The exhibition builds on concerns developed in Johnson’s ongoing Woodland series, presented here in 2021. In this body of work, the photographic medium is treated as a provisional structure rather than a fixed record. For the artist, the documentation of forested environments becomes the basis for material and digital intervention, through which the image is reworked into a more subjective register, one that aligns representation with lived perception rather than objective description.

 

A Mountain and a Forest is composed of two series, each offering a distinct yet complementary approach to landscape. Occupying the main space, Cedar Forest deploys images of trees across the gallery walls. Working directly on photographic prints, Johnson intervenes on their surfaces through painting, pigment, and other materials, building each image in successive layers. These gestures move the works beyond documentation into constructed surfaces where photographic image and painterly intervention coexist.
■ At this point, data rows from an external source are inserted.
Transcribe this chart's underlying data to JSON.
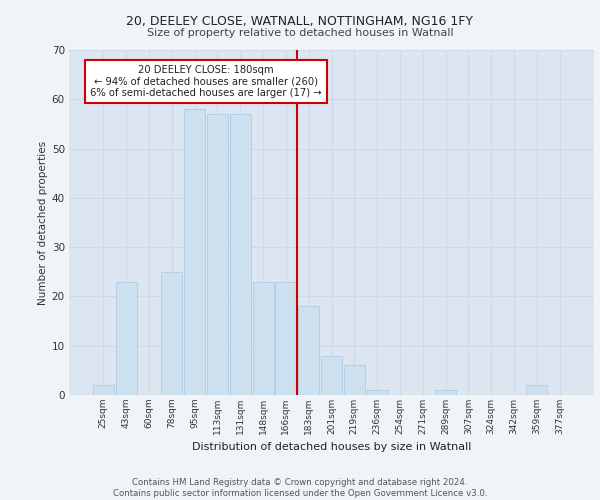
{
  "title1": "20, DEELEY CLOSE, WATNALL, NOTTINGHAM, NG16 1FY",
  "title2": "Size of property relative to detached houses in Watnall",
  "xlabel": "Distribution of detached houses by size in Watnall",
  "ylabel": "Number of detached properties",
  "categories": [
    "25sqm",
    "43sqm",
    "60sqm",
    "78sqm",
    "95sqm",
    "113sqm",
    "131sqm",
    "148sqm",
    "166sqm",
    "183sqm",
    "201sqm",
    "219sqm",
    "236sqm",
    "254sqm",
    "271sqm",
    "289sqm",
    "307sqm",
    "324sqm",
    "342sqm",
    "359sqm",
    "377sqm"
  ],
  "values": [
    2,
    23,
    0,
    25,
    58,
    57,
    57,
    23,
    23,
    18,
    8,
    6,
    1,
    0,
    0,
    1,
    0,
    0,
    0,
    2,
    0
  ],
  "bar_color": "#cce0f0",
  "bar_edge_color": "#aac8e0",
  "vline_color": "#cc0000",
  "annotation_text": "20 DEELEY CLOSE: 180sqm\n← 94% of detached houses are smaller (260)\n6% of semi-detached houses are larger (17) →",
  "ylim": [
    0,
    70
  ],
  "yticks": [
    0,
    10,
    20,
    30,
    40,
    50,
    60,
    70
  ],
  "grid_color": "#d0d8e8",
  "background_color": "#dce6f0",
  "fig_background": "#f0f4f8",
  "footer": "Contains HM Land Registry data © Crown copyright and database right 2024.\nContains public sector information licensed under the Open Government Licence v3.0."
}
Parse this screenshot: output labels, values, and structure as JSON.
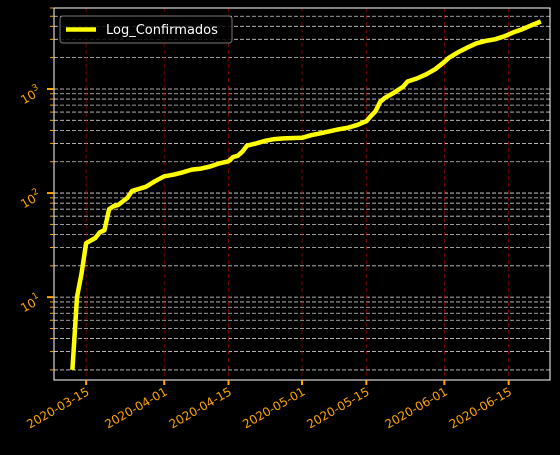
{
  "chart_data": {
    "type": "line",
    "title": "",
    "xlabel": "",
    "ylabel": "",
    "y_scale": "log",
    "ylim": [
      1.6,
      6000
    ],
    "xlim": [
      "2020-03-08",
      "2020-06-24"
    ],
    "grid": {
      "x_major": true,
      "x_color": "#8b0000",
      "y_major": true,
      "y_minor": true,
      "y_color": "#ffffff",
      "style": "dashed"
    },
    "legend": {
      "placement": "top-left",
      "entries": [
        "Log_Confirmados"
      ]
    },
    "tick_color": "#ffa500",
    "background": "#000000",
    "x_ticks": [
      "2020-03-15",
      "2020-04-01",
      "2020-04-15",
      "2020-05-01",
      "2020-05-15",
      "2020-06-01",
      "2020-06-15"
    ],
    "y_ticks": [
      {
        "value": 10,
        "base": "10",
        "exp": "1"
      },
      {
        "value": 100,
        "base": "10",
        "exp": "2"
      },
      {
        "value": 1000,
        "base": "10",
        "exp": "3"
      }
    ],
    "series": [
      {
        "name": "Log_Confirmados",
        "color": "#ffff00",
        "points": [
          [
            "2020-03-12",
            2
          ],
          [
            "2020-03-13",
            10
          ],
          [
            "2020-03-14",
            17
          ],
          [
            "2020-03-15",
            33
          ],
          [
            "2020-03-17",
            37
          ],
          [
            "2020-03-18",
            42
          ],
          [
            "2020-03-19",
            44
          ],
          [
            "2020-03-20",
            70
          ],
          [
            "2020-03-21",
            75
          ],
          [
            "2020-03-22",
            77
          ],
          [
            "2020-03-24",
            90
          ],
          [
            "2020-03-25",
            105
          ],
          [
            "2020-03-26",
            108
          ],
          [
            "2020-03-28",
            115
          ],
          [
            "2020-03-30",
            130
          ],
          [
            "2020-04-01",
            145
          ],
          [
            "2020-04-03",
            150
          ],
          [
            "2020-04-05",
            158
          ],
          [
            "2020-04-07",
            168
          ],
          [
            "2020-04-09",
            172
          ],
          [
            "2020-04-11",
            180
          ],
          [
            "2020-04-13",
            193
          ],
          [
            "2020-04-15",
            202
          ],
          [
            "2020-04-16",
            222
          ],
          [
            "2020-04-17",
            228
          ],
          [
            "2020-04-18",
            250
          ],
          [
            "2020-04-19",
            285
          ],
          [
            "2020-04-21",
            300
          ],
          [
            "2020-04-23",
            318
          ],
          [
            "2020-04-25",
            330
          ],
          [
            "2020-04-27",
            335
          ],
          [
            "2020-05-01",
            340
          ],
          [
            "2020-05-03",
            360
          ],
          [
            "2020-05-05",
            375
          ],
          [
            "2020-05-07",
            392
          ],
          [
            "2020-05-09",
            410
          ],
          [
            "2020-05-11",
            425
          ],
          [
            "2020-05-13",
            450
          ],
          [
            "2020-05-15",
            490
          ],
          [
            "2020-05-16",
            550
          ],
          [
            "2020-05-17",
            610
          ],
          [
            "2020-05-18",
            750
          ],
          [
            "2020-05-19",
            820
          ],
          [
            "2020-05-21",
            920
          ],
          [
            "2020-05-23",
            1050
          ],
          [
            "2020-05-24",
            1180
          ],
          [
            "2020-05-26",
            1260
          ],
          [
            "2020-05-28",
            1380
          ],
          [
            "2020-05-30",
            1550
          ],
          [
            "2020-06-01",
            1820
          ],
          [
            "2020-06-02",
            2000
          ],
          [
            "2020-06-04",
            2250
          ],
          [
            "2020-06-06",
            2500
          ],
          [
            "2020-06-08",
            2750
          ],
          [
            "2020-06-10",
            2900
          ],
          [
            "2020-06-12",
            3000
          ],
          [
            "2020-06-14",
            3200
          ],
          [
            "2020-06-16",
            3500
          ],
          [
            "2020-06-18",
            3750
          ],
          [
            "2020-06-20",
            4100
          ],
          [
            "2020-06-22",
            4450
          ]
        ]
      }
    ]
  }
}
The forest is approached as a site of layered perception rather than depiction, where depth, luminosity, and spatial coherence are continually shifting, and images remain in flux between observation and fabrication.

 

In a more intimate room at the back of the gallery, Mountain is presented in dialogue with a mural painted by the artist, echoing the landscapes depicted in the works and extending them into the architectural space. The series draws from a horseback journey through Jasper National Park, where experience unfolds in discontinuous moments rather than sustained narrative. These fragments are emphasized through framing and surface treatment, which underline their constructed nature, held between image and object.

 

Johnson’s works draw on ecological research on plant communication, Indigenous understandings of land, and the historical association between trees and sacred architecture. These references sit alongside her ongoing engagement with landscape as shaped through perception, material intervention, and lived experience rather than fixed representation. Image-making becomes a space where documentation and transformation coexist, and where environments are continually reworked through acts of seeing and making.